The basic idea behind the visualization is to build a so called "who revises whom"-network. This is done by analyzing the list of revisions of a page ordered by time. Consecutive revisions can be interpreted as one author revising the changes of the other. Since we are interested in visualizing conflicts the revision edges (edges in the revision network between consecutive revisions) are weighted in such a way that the weights can be interpreted as the disagreements between the authors.
The final visualization of the conflicts is done by plotting the revision network in 2D space and mapping the authors (also shown as ellipses) to a big ellipse. This mapping is done by simply computing the two smallest eigenvectors of the adjacency matrix that is built from the revision network and then normalizing and mapping the resulting coordinate values to an ellipse. The detailed explanation can be found in the original paper. However there are several visual properties of the visualization that represent different characteristics of the revision network and the authros.
- Shape of the major ellipse: represents the overall skewness of the revision network.
- Shape of the author ellipses: Ratio between the amount of out/in going revisions. (horizontal: being revised more often; vertical: revising more often)
- Color of the author ellipse: Edit frequency of the authors. Red means unsteady, black means steady edit behaviour.
- Connecting lines: the ten revision edges with highest weights.
- Color gradient of connecting lines: Direction of the revision edges. Black means revising more often, white means being revised. Uniform colored lines represent symmetric revision ratios.

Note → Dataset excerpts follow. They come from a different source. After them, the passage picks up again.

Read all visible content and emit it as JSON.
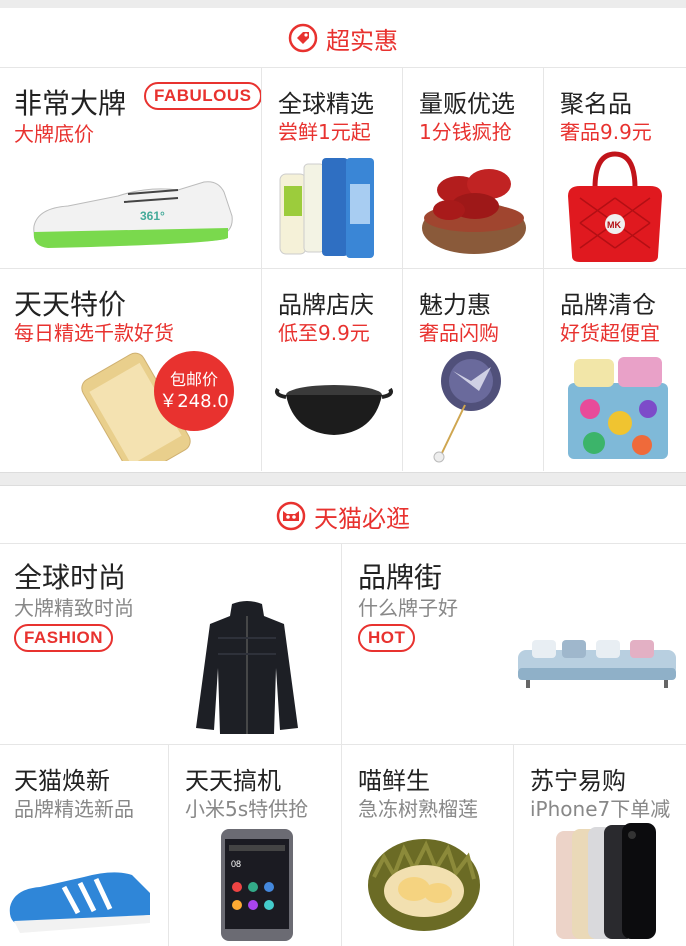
{
  "sections": [
    {
      "title": "超实惠",
      "icon": "tag-icon",
      "tiles": [
        {
          "title": "非常大牌",
          "subtitle": "大牌底价",
          "tag": "FABULOUS",
          "image": "sneaker-image"
        },
        {
          "title": "全球精选",
          "subtitle": "尝鲜1元起",
          "image": "skincare-bottles-image"
        },
        {
          "title": "量贩优选",
          "subtitle": "1分钱疯抢",
          "image": "red-dates-image"
        },
        {
          "title": "聚名品",
          "subtitle": "奢品9.9元",
          "image": "handbag-image"
        },
        {
          "title": "天天特价",
          "subtitle": "每日精选千款好货",
          "image": "phone-image",
          "badge": {
            "label": "包邮价",
            "price": "￥248.0"
          }
        },
        {
          "title": "品牌店庆",
          "subtitle": "低至9.9元",
          "image": "wok-image"
        },
        {
          "title": "魅力惠",
          "subtitle": "奢品闪购",
          "image": "brooch-image"
        },
        {
          "title": "品牌清仓",
          "subtitle": "好货超便宜",
          "image": "bedding-image"
        }
      ]
    },
    {
      "title": "天猫必逛",
      "icon": "tmall-cat-icon",
      "tiles": [
        {
          "title": "全球时尚",
          "subtitle": "大牌精致时尚",
          "tag": "FASHION",
          "image": "jacket-image"
        },
        {
          "title": "品牌街",
          "subtitle": "什么牌子好",
          "tag": "HOT",
          "image": "sofa-image"
        },
        {
          "title": "天猫焕新",
          "subtitle": "品牌精选新品",
          "image": "football-boot-image"
        },
        {
          "title": "天天搞机",
          "subtitle": "小米5s特供抢",
          "image": "xiaomi-phone-image"
        },
        {
          "title": "喵鲜生",
          "subtitle": "急冻树熟榴莲",
          "image": "durian-image"
        },
        {
          "title": "苏宁易购",
          "subtitle": "iPhone7下单减",
          "image": "iphone-image"
        }
      ]
    }
  ],
  "colors": {
    "accent": "#e8322f",
    "separator": "#ececec"
  }
}
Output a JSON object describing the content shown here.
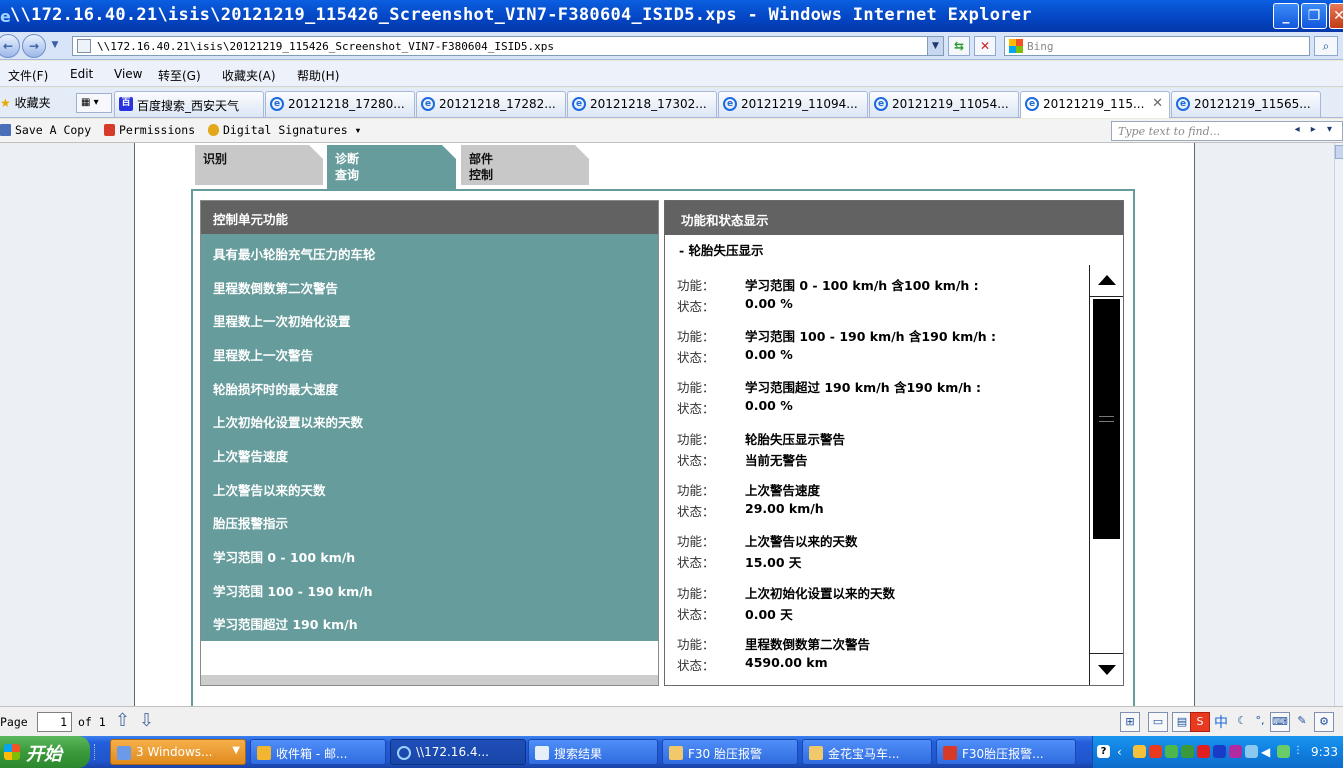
{
  "window": {
    "title": "\\\\172.16.40.21\\isis\\20121219_115426_Screenshot_VIN7-F380604_ISID5.xps - Windows Internet Explorer",
    "url": "\\\\172.16.40.21\\isis\\20121219_115426_Screenshot_VIN7-F380604_ISID5.xps",
    "search_placeholder": "Bing"
  },
  "menu": [
    "文件(F)",
    "Edit",
    "View",
    "转至(G)",
    "收藏夹(A)",
    "帮助(H)"
  ],
  "favorites_label": "收藏夹",
  "tabs": [
    {
      "label": "百度搜索_西安天气",
      "icon": "baidu-icon"
    },
    {
      "label": "20121218_17280...",
      "icon": "ie-icon"
    },
    {
      "label": "20121218_17282...",
      "icon": "ie-icon"
    },
    {
      "label": "20121218_17302...",
      "icon": "ie-icon"
    },
    {
      "label": "20121219_11094...",
      "icon": "ie-icon"
    },
    {
      "label": "20121219_11054...",
      "icon": "ie-icon"
    },
    {
      "label": "20121219_115...",
      "icon": "ie-icon",
      "active": true
    },
    {
      "label": "20121219_11565...",
      "icon": "ie-icon"
    }
  ],
  "xps_toolbar": {
    "save": "Save A Copy",
    "permissions": "Permissions",
    "signatures": "Digital Signatures",
    "find_placeholder": "Type text to find..."
  },
  "diag_tabs": [
    {
      "line1": "识别",
      "line2": ""
    },
    {
      "line1": "诊断",
      "line2": "查询"
    },
    {
      "line1": "部件",
      "line2": "控制"
    }
  ],
  "left_panel": {
    "header": "控制单元功能",
    "items": [
      "具有最小轮胎充气压力的车轮",
      "里程数倒数第二次警告",
      "里程数上一次初始化设置",
      "里程数上一次警告",
      "轮胎损坏时的最大速度",
      "上次初始化设置以来的天数",
      "上次警告速度",
      "上次警告以来的天数",
      "胎压报警指示",
      "学习范围 0 - 100 km/h",
      "学习范围 100 - 190 km/h",
      "学习范围超过 190 km/h"
    ]
  },
  "right_panel": {
    "header": "功能和状态显示",
    "subtitle": "- 轮胎失压显示",
    "func_label": "功能：",
    "status_label": "状态：",
    "entries": [
      {
        "func": "学习范围 0 - 100 km/h 含100 km/h :",
        "status": "0.00 %"
      },
      {
        "func": "学习范围 100 - 190 km/h 含190 km/h :",
        "status": "0.00 %"
      },
      {
        "func": "学习范围超过 190 km/h 含190 km/h :",
        "status": "0.00 %"
      },
      {
        "func": "轮胎失压显示警告",
        "status": "当前无警告"
      },
      {
        "func": "上次警告速度",
        "status": "29.00 km/h"
      },
      {
        "func": "上次警告以来的天数",
        "status": "15.00 天"
      },
      {
        "func": "上次初始化设置以来的天数",
        "status": "0.00 天"
      },
      {
        "func": "里程数倒数第二次警告",
        "status": "4590.00 km"
      }
    ]
  },
  "pagebar": {
    "page_label": "Page",
    "page_value": "1",
    "of_label": "of 1"
  },
  "taskbar": {
    "start": "开始",
    "items": [
      {
        "label": "3 Windows...",
        "style": "orange"
      },
      {
        "label": "收件箱 - 邮...",
        "style": "normal"
      },
      {
        "label": "\\\\172.16.4...",
        "style": "active"
      },
      {
        "label": "搜索结果",
        "style": "normal"
      },
      {
        "label": "F30 胎压报警",
        "style": "normal"
      },
      {
        "label": "金花宝马车...",
        "style": "normal"
      },
      {
        "label": "F30胎压报警...",
        "style": "normal"
      }
    ],
    "ime": "中",
    "clock": "9:33"
  }
}
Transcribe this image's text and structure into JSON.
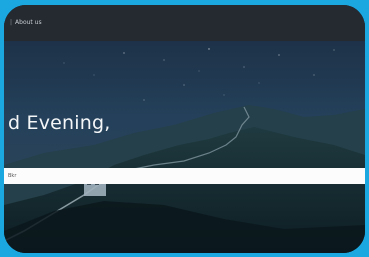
{
  "nav": {
    "separator": "|",
    "about_label": "About us"
  },
  "hero": {
    "greeting": "d Evening,"
  },
  "search": {
    "text": "Bkr"
  },
  "colors": {
    "outer_border": "#1ba8e0",
    "topbar": "#252a31",
    "sky": "#1d3349",
    "search_bg": "#fcfcfc"
  }
}
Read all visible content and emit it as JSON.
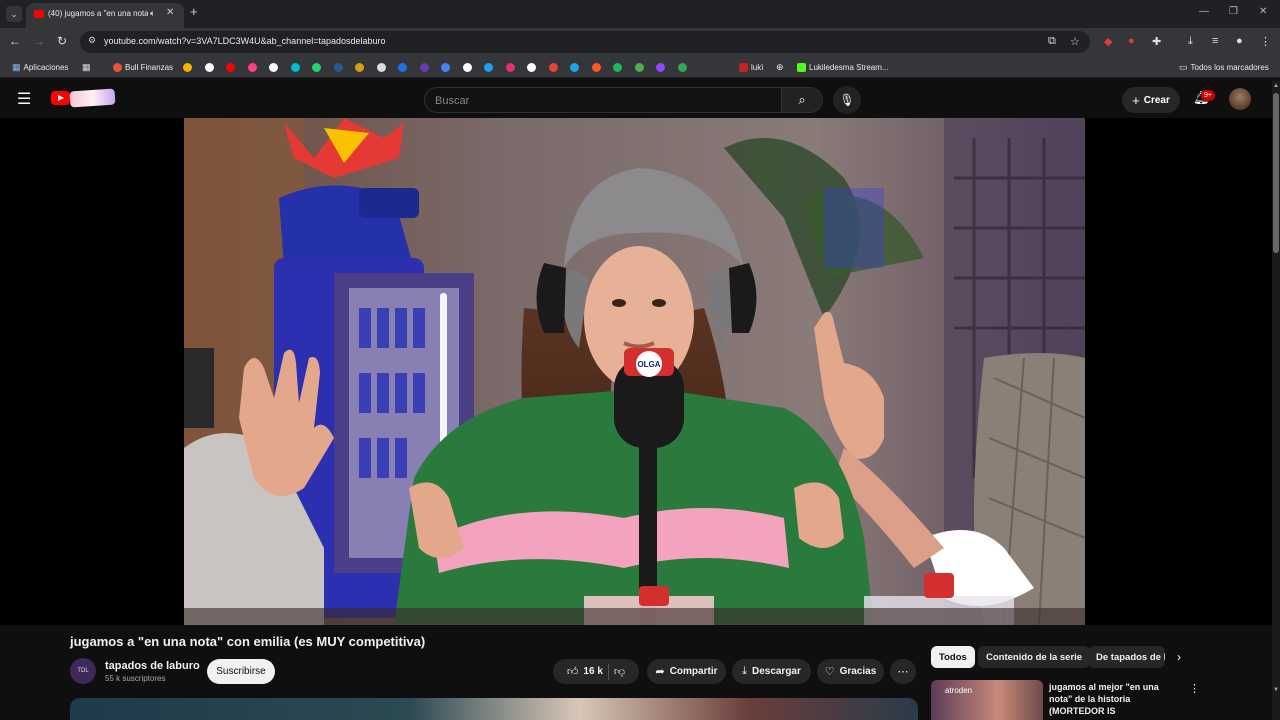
{
  "browser": {
    "tab_title": "(40) jugamos a \"en una nota\" con emilia",
    "url": "youtube.com/watch?v=3VA7LDC3W4U&ab_channel=tapadosdelaburo",
    "bookmarks": [
      {
        "label": "Aplicaciones",
        "icon": "apps-grid-icon",
        "color": "#8ab4f8"
      },
      {
        "label": "Bull Finanzas",
        "icon": "bull-icon",
        "color": "#e8533a"
      },
      {
        "label": "lukì",
        "icon": "bookmark-icon",
        "color": "#c5221f"
      },
      {
        "label": "Lukiledesma Stream...",
        "icon": "kick-icon",
        "color": "#53fc18"
      }
    ],
    "bookmark_icon_colors": [
      "#f4b400",
      "#ffffff",
      "#ff0000",
      "#ff4081",
      "#ffffff",
      "#00bcd4",
      "#25d366",
      "#2b579a",
      "#d4a017",
      "#dddddd",
      "#1a73e8",
      "#673ab7",
      "#4285f4",
      "#ffffff",
      "#1da1f2",
      "#e1306c",
      "#ffffff",
      "#ea4335",
      "#1da1f2",
      "#ff5722",
      "#1db954",
      "#4caf50",
      "#9146ff",
      "#34a853"
    ],
    "all_bookmarks_label": "Todos los marcadores"
  },
  "youtube": {
    "search_placeholder": "Buscar",
    "create_label": "Crear",
    "notifications_badge": "9+",
    "video": {
      "title": "jugamos a \"en una nota\" con emilia (es MUY competitiva)",
      "channel_name": "tapados de laburo",
      "channel_avatar_text": "TDL",
      "subscribers": "55 k suscriptores",
      "subscribe_label": "Suscribirse",
      "likes": "16 k",
      "share_label": "Compartir",
      "download_label": "Descargar",
      "thanks_label": "Gracias",
      "mic_flag_text": "OLGA"
    },
    "chips": [
      "Todos",
      "Contenido de la serie",
      "De tapados de laburo"
    ],
    "recommendation": {
      "thumb_text": "atroden",
      "title": "jugamos al mejor \"en una nota\" de la historia (MORTEDOR IS"
    }
  }
}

- Bar chart: aggregated edit volume of the whole article over time. Can be used for filtering the network.
Implementation
We chose to implement the visualization tool using webtechnologies because we thaught it would be practical to do the visualization online just like the articles of wikipedia itself. This decision was a big challenge, mainly because of the inability of those technologies to handle the huge amount of data provided by the wikipedia-history. Therefore, especially in the beginning, we had to overcome a lot of minor and sometimes even major problems.
Achievments
- Extraction of revision information from Wikipedia XML files
- parsing large XML files with a java using SAX parsing
- writing the extracted data for single pages to JSON files
- providing JSON files with revision history information of pages with a large number of revision
- Loading the prepared JSON files via an Applet and eluding the security issues that come with that approach
- Complex computation of various revision network attributes used for visualization
- Creation and visualization of a revision-network-graph
- Placing of variable user-nodes
- Visualizing aggregated edit volume of a page over time in a bar chart
- Interactive selection of time intervals in the bar chart using an additional overview chart
Used Libraries
- The Processing.js and flot.js for the visualization
- The gson-library for the parsing of the JSON-files
- The ejml-library for the matrix-calculations
- The jQuery javaScript library for solving various small javaScript issue.
Challenges
- Handling the huge XML files from wikipedia containing the revision histories
- loading and parsing the xml files
- efficient working with the huge amount of data
- Evading security-issues with Applets and file-handling
- Using the Procssing.js-library for visualization
- Communication between javascript, the Applet and Processing.js
- Dead Internet in Austria on the day of the hand-in
Open Issues
- Loading the xml-history direct from wikipedia-pages
- Successful/Fast Eigenvector-calculation for HUGE matrices
- Overlapping of the authors ellipses, revsion edges and labels.